Oleh: Andi Besse Sitti Fatimah
KLIKSULSEL.COM - Kasus korupsi di Indonesia masih sangat lihai menggerogoti bangsa tanpa henti. Nampaknya, hukuman yang diberikan kepada para “aktor kotor” yang akrab disapa koruptor selama ini tidak memberikan efek jera, apalagi menumbuhkan kesadaran diri bagi para penyandang amanah yang nyatanya malah membuat rakyat merana. Grafik kasus korupsi dari waktu ke waktu semakin mendaki terjal nan menjulang, hal tersebut berbarengan dengan kerugian keuangan negara yang tentunya bertalian erat pula dengan jumlah tersangka kasus korupsi yang tak menunjukan syarat maupun isyarat untuk melandai, apalagi terhenti.
Korupsi yang merupakan kejahatan luar biasa (extraordinary crime) tak main-main dalam mencabik perekonomian negara. Bahkan, korupsi telah mendapat pengakuan akan dampaknya yang luas, massif, sistematik dan terstruktur. Implikasi korupsi yakni terjadinya kerusakan, terlanggarnya Hak Asasi Manusia (HAM), pemiskinan dan kehancuran tatanan kehidupan, makin nyata menjelma bagai kutukan tanpa pengampunan. Layaknya kutukan, dapat diprediksi dengan jelas bahwa muara korupsi ialah terkikisnya kualitas hidup para insan yang pangkal sumbunya adalah degradasi moral individu bila tak mendapat penyembuh yang ampuh.
Sedikit melirik data yang dirangkum oleh Indonesian Corruption Watch (ICW), tak mencengangkan lagi bahwa modus terlaris yang digunakan para koruptor adalah penyalahgunaan anggaran yang kemudian disusul dengan modus penggelapan, modus “mark-up” dan modus penyalahgunaan wewenang yang tentunya merupakan modus klise namun tetap setia dipraktikkan oleh para tuan dan puan yang katanya memperjuangkan kemakmuran. Seluruh modus dan pelaku yang telah terungkap ibarat gunung es, sesuatu yang hanya tampak di permukaan dan Alhamdulillah terpantau oleh ICW. Namun, korupsi yang sesungguhnya adalah yang terbenam sangat dalam di bawah permukaan sehingga tidak terpantau, tidak termuat media, dan tidak tertangkap oleh aparat penegak hukum. Tentu dengan jumlahnya yang lebih banyak dari yang diperkirakan sehingga tak pernah lekang menjadi momok pencabik keadilan, kemakmuran dan martabat bangsa.
Bagai memuji musuh bebuyutan sembari menelan pil pahit, harus diakui bahwa korupsi merupakan kejahatan transnasional dan tak hanya menjadi kejahatan dalam negeri, melainkan kejahatan lintas batas negara.
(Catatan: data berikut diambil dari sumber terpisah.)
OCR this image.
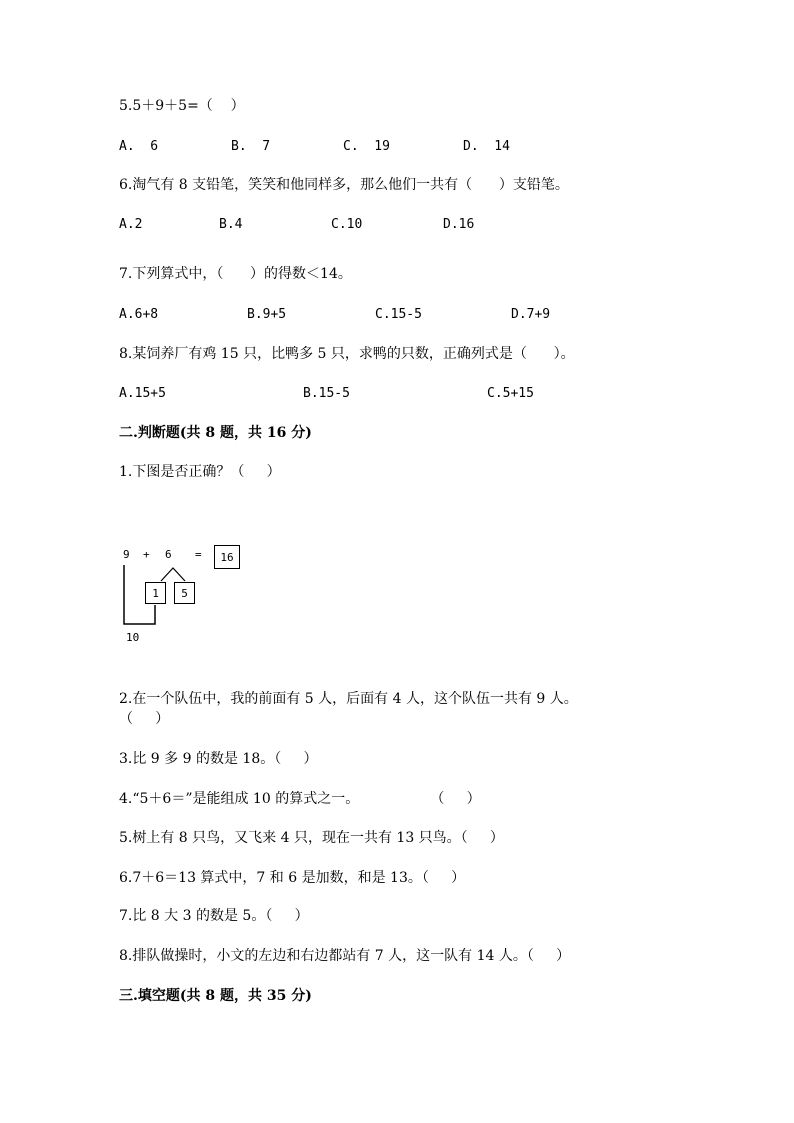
5.5＋9＋5=（    ）
A.  6	B.  7	C.  19	D.  14
6.淘气有 8 支铅笔，笑笑和他同样多，那么他们一共有（      ）支铅笔。
A.2	B.4	C.10	D.16
7.下列算式中，（      ）的得数＜14。
A.6+8	B.9+5	C.15-5	D.7+9
8.某饲养厂有鸡 15 只，比鸭多 5 只，求鸭的只数，正确列式是（      ）。
A.15+5	B.15-5	C.5+15
二.判断题(共 8 题，共 16 分)
1.下图是否正确？（     ）
9 + 6 =	16
1	5
10
2.在一个队伍中，我的前面有 5 人，后面有 4 人，这个队伍一共有 9 人。
（     ）
3.比 9 多 9 的数是 18。（     ）
4.“5＋6＝”是能组成 10 的算式之一。                （     ）
5.树上有 8 只鸟，又飞来 4 只，现在一共有 13 只鸟。（     ）
6.7＋6＝13 算式中，7 和 6 是加数，和是 13。（     ）
7.比 8 大 3 的数是 5。（     ）
8.排队做操时，小文的左边和右边都站有 7 人，这一队有 14 人。（     ）
三.填空题(共 8 题，共 35 分)
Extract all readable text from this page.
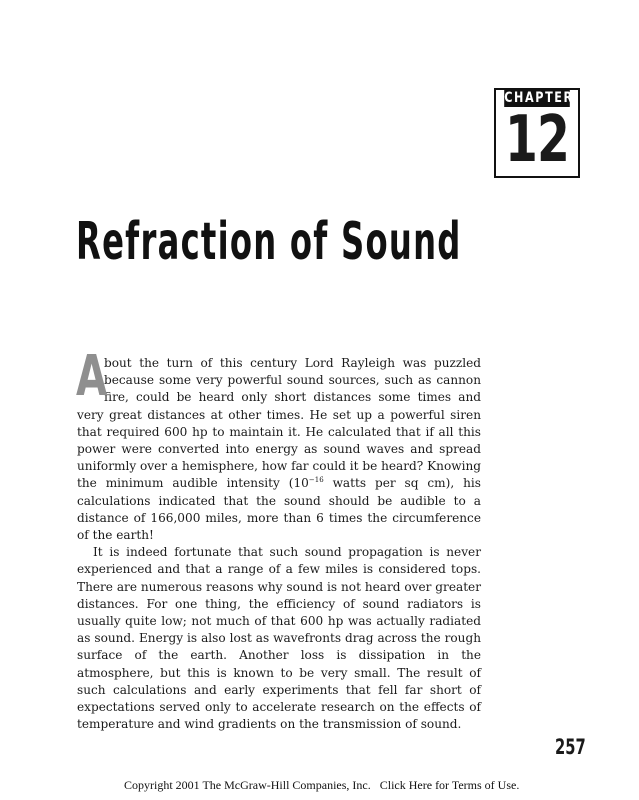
CHAPTER
12
Refraction of Sound

A
bout the turn of this century Lord Rayleigh was puzzled because some very powerful sound sources, such as cannon fire, could be heard only short distances some times and very great distances at other times. He set up a powerful siren that required 600 hp to maintain it. He calculated that if all this power were converted into energy as sound waves and spread uniformly over a hemisphere, how far could it be heard? Knowing the minimum audible intensity ($10^{-16}$ watts per sq cm), his calculations indicated that the sound should be audible to a distance of 166,000 miles, more than 6 times the circumference of the earth!

It is indeed fortunate that such sound propagation is never experienced and that a range of a few miles is considered tops. There are numerous reasons why sound is not heard over greater distances. For one thing, the efficiency of sound radiators is usually quite low; not much of that 600 hp was actually radiated as sound. Energy is also lost as wavefronts drag across the rough surface of the earth. Another loss is dissipation in the atmosphere, but this is known to be very small. The result of such calculations and early experiments that fell far short of expectations served only to accelerate research on the effects of temperature and wind gradients on the transmission of sound.

257
Copyright 2001 The McGraw-Hill Companies, Inc. Click Here for Terms of Use.
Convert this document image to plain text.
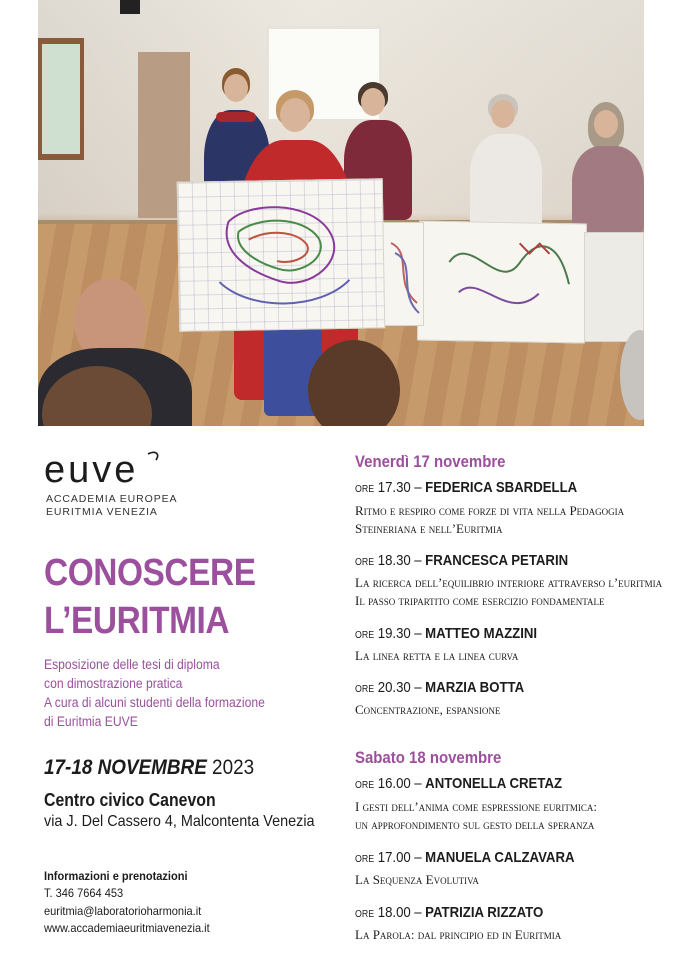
euve
ACCADEMIA EUROPEA
EURITMIA VENEZIA
CONOSCERE
L’EURITMIA
Esposizione delle tesi di diploma
con dimostrazione pratica
A cura di alcuni studenti della formazione
di Euritmia EUVE
17-18 NOVEMBRE 2023
Centro civico Canevon
via J. Del Cassero 4, Malcontenta Venezia
Informazioni e prenotazioni
T. 346 7664 453
euritmia@laboratorioharmonia.it
www.accademiaeuritmiavenezia.it
Venerdì 17 novembre
ore 17.30 – FEDERICA SBARDELLA
Ritmo e respiro come forze di vita nella Pedagogia
Steineriana e nell’Euritmia
ore 18.30 – FRANCESCA PETARIN
La ricerca dell’equilibrio interiore attraverso l’euritmia
Il passo tripartito come esercizio fondamentale
ore 19.30 – MATTEO MAZZINI
La linea retta e la linea curva
ore 20.30 – MARZIA BOTTA
Concentrazione, espansione
Sabato 18 novembre
ore 16.00 – ANTONELLA CRETAZ
I gesti dell’anima come espressione euritmica:
un approfondimento sul gesto della speranza
ore 17.00 – MANUELA CALZAVARA
La Sequenza Evolutiva
ore 18.00 – PATRIZIA RIZZATO
La Parola: dal principio ed in Euritmia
Korupsi makin kokoh menjadi masalah internasional yang menarik simpati pelbagai negara di belahan dunia. Bak pertarungan yang sangat sengit, demi melawan korupsi, Perserikatan Bangsa-Bangsa (United Nations) melalui Resolusi 58/4 pada tanggal 31 Oktober 2003, yang dibuka dan ditandatangani pada 9 Desember 2003 di Merida, Meksiko, menerbitkan Konvensi PBB Melawan Korupsi (United Nations Convention Againts Corruption/UNCAC) dengan landasan hukum untuk bersepakat menyatakan bahwa korupsi adalah kejahatan internasional yang harus diperangi bersama.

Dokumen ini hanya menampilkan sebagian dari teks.